4. Component Security

  • db (PostgreSQL): Access is controlled by username/password. Network access might be restricted.
  • redis: Access is controlled by a password (REDIS_PASSWORD: development_only in dev). Redis AUTH.
  • rabbitmq: Access is controlled by username/password.
  • minio: Access is controlled by root user/password (access key/secret key).

5. Input Validation

  • The use of pydantic in the FastAPI backend ensures strong input validation for API requests. This helps prevent common vulnerabilities like injection attacks (e.g., SQL injection, NoSQL injection) by ensuring that data conforms to expected schemas before being processed.

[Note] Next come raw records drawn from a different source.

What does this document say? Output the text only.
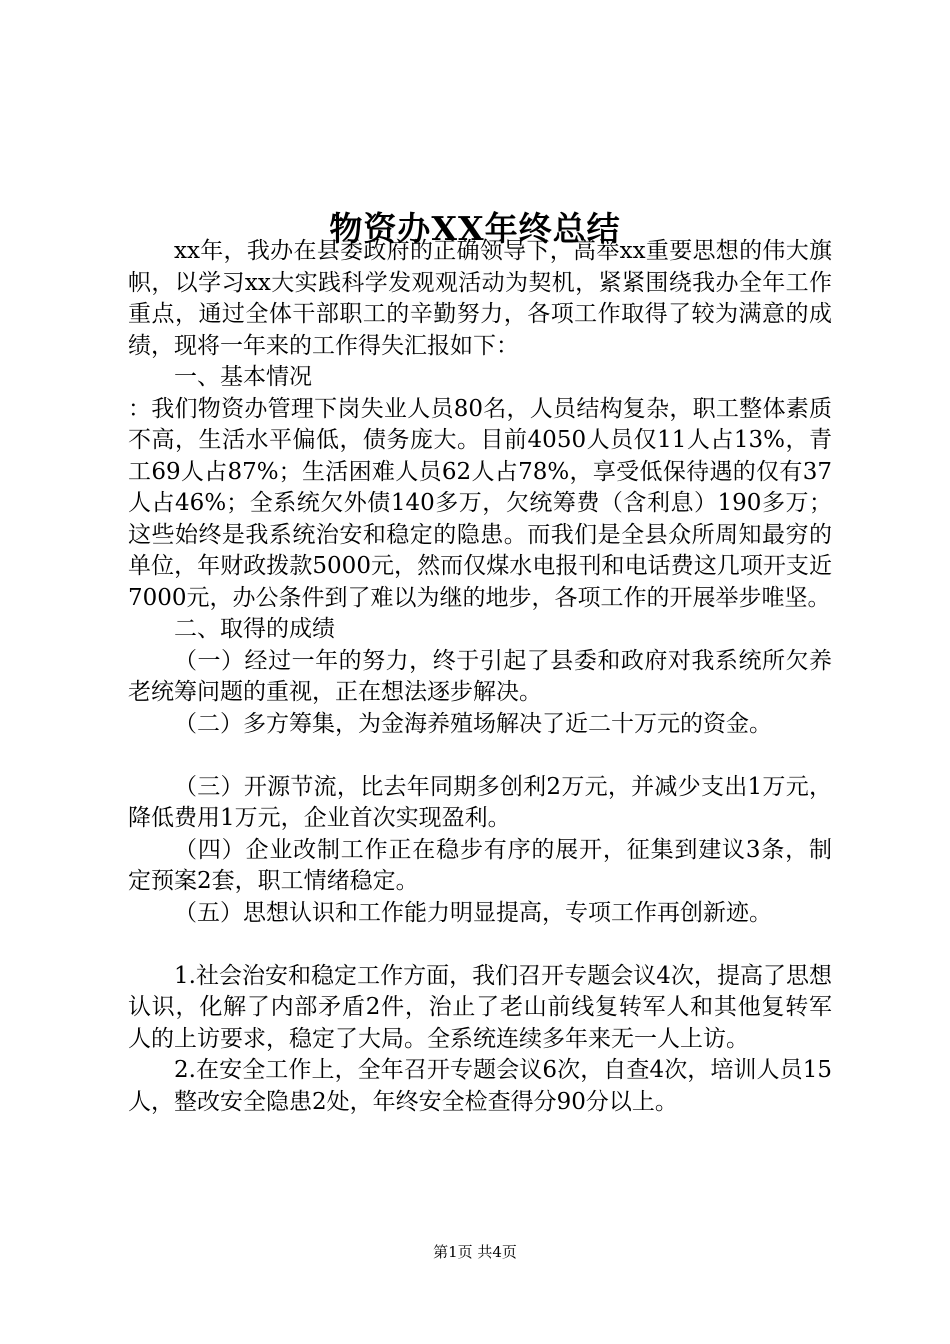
物资办XX年终总结

xx年，我办在县委政府的正确领导下，高举xx重要思想的伟大旗帜，以学习xx大实践科学发观观活动为契机，紧紧围绕我办全年工作重点，通过全体干部职工的辛勤努力，各项工作取得了较为满意的成绩，现将一年来的工作得失汇报如下：

一、基本情况

：我们物资办管理下岗失业人员80名，人员结构复杂，职工整体素质不高，生活水平偏低，债务庞大。目前4050人员仅11人占13%，青工69人占87%；生活困难人员62人占78%，享受低保待遇的仅有37人占46%；全系统欠外债140多万，欠统筹费（含利息）190多万；这些始终是我系统治安和稳定的隐患。而我们是全县众所周知最穷的单位，年财政拨款5000元，然而仅煤水电报刊和电话费这几项开支近7000元，办公条件到了难以为继的地步，各项工作的开展举步唯坚。

二、取得的成绩

（一）经过一年的努力，终于引起了县委和政府对我系统所欠养老统筹问题的重视，正在想法逐步解决。

（二）多方筹集，为金海养殖场解决了近二十万元的资金。

（三）开源节流，比去年同期多创利2万元，并减少支出1万元，降低费用1万元，企业首次实现盈利。

（四）企业改制工作正在稳步有序的展开，征集到建议3条，制定预案2套，职工情绪稳定。

（五）思想认识和工作能力明显提高，专项工作再创新迹。

1.社会治安和稳定工作方面，我们召开专题会议4次，提高了思想认识，化解了内部矛盾2件，治止了老山前线复转军人和其他复转军人的上访要求，稳定了大局。全系统连续多年来无一人上访。

2.在安全工作上，全年召开专题会议6次，自查4次，培训人员15人，整改安全隐患2处，年终安全检查得分90分以上。

第1页 共4页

6. Potential Vulnerabilities / Areas for Further Investigation

  • Cross-Site Scripting (XSS): Review frontend code to ensure proper output encoding and sanitization of user-supplied data.
  • Cross-Site Request Forgery (CSRF): Check if CSRF protection mechanisms are implemented, especially if the frontend uses session cookies for authentication (though JWTs in headers are generally less susceptible if not mixed with cookies for auth).
  • SQL Injection (SQLi): SQLAlchemy, when used correctly (avoiding raw SQL queries with unescaped user input), provides good protection. However, review code for any raw SQL usage.
  • Dependency Vulnerabilities: Regularly scan project dependencies (both frontend and backend) for known vulnerabilities using tools like npm audit (for frontend) and safety or pip-audit (for Python).
  • Security Headers: Ensure appropriate security headers (e.g., Content-Security-Policy, Strict-Transport-Security, X-Content-Type-Options) are set by the web server.
  • Rate Limiting: Consider implementing rate limiting on APIs to prevent abuse.
  • OpenShift Security: Review OpenShift configurations for network policies, pod security policies, and RBAC.

7. File Uploads (clamav)

  • The docker-compose.yml includes a commented-out clamav service. If used (e.g., in production), this would provide antivirus scanning for file uploads, adding a layer of security against malware.

This section requires ongoing review and updates as the system evolves. Specific implementation details within the backend/ and frontend/ codebases, as well as OpenShift configurations, will provide more definitive information.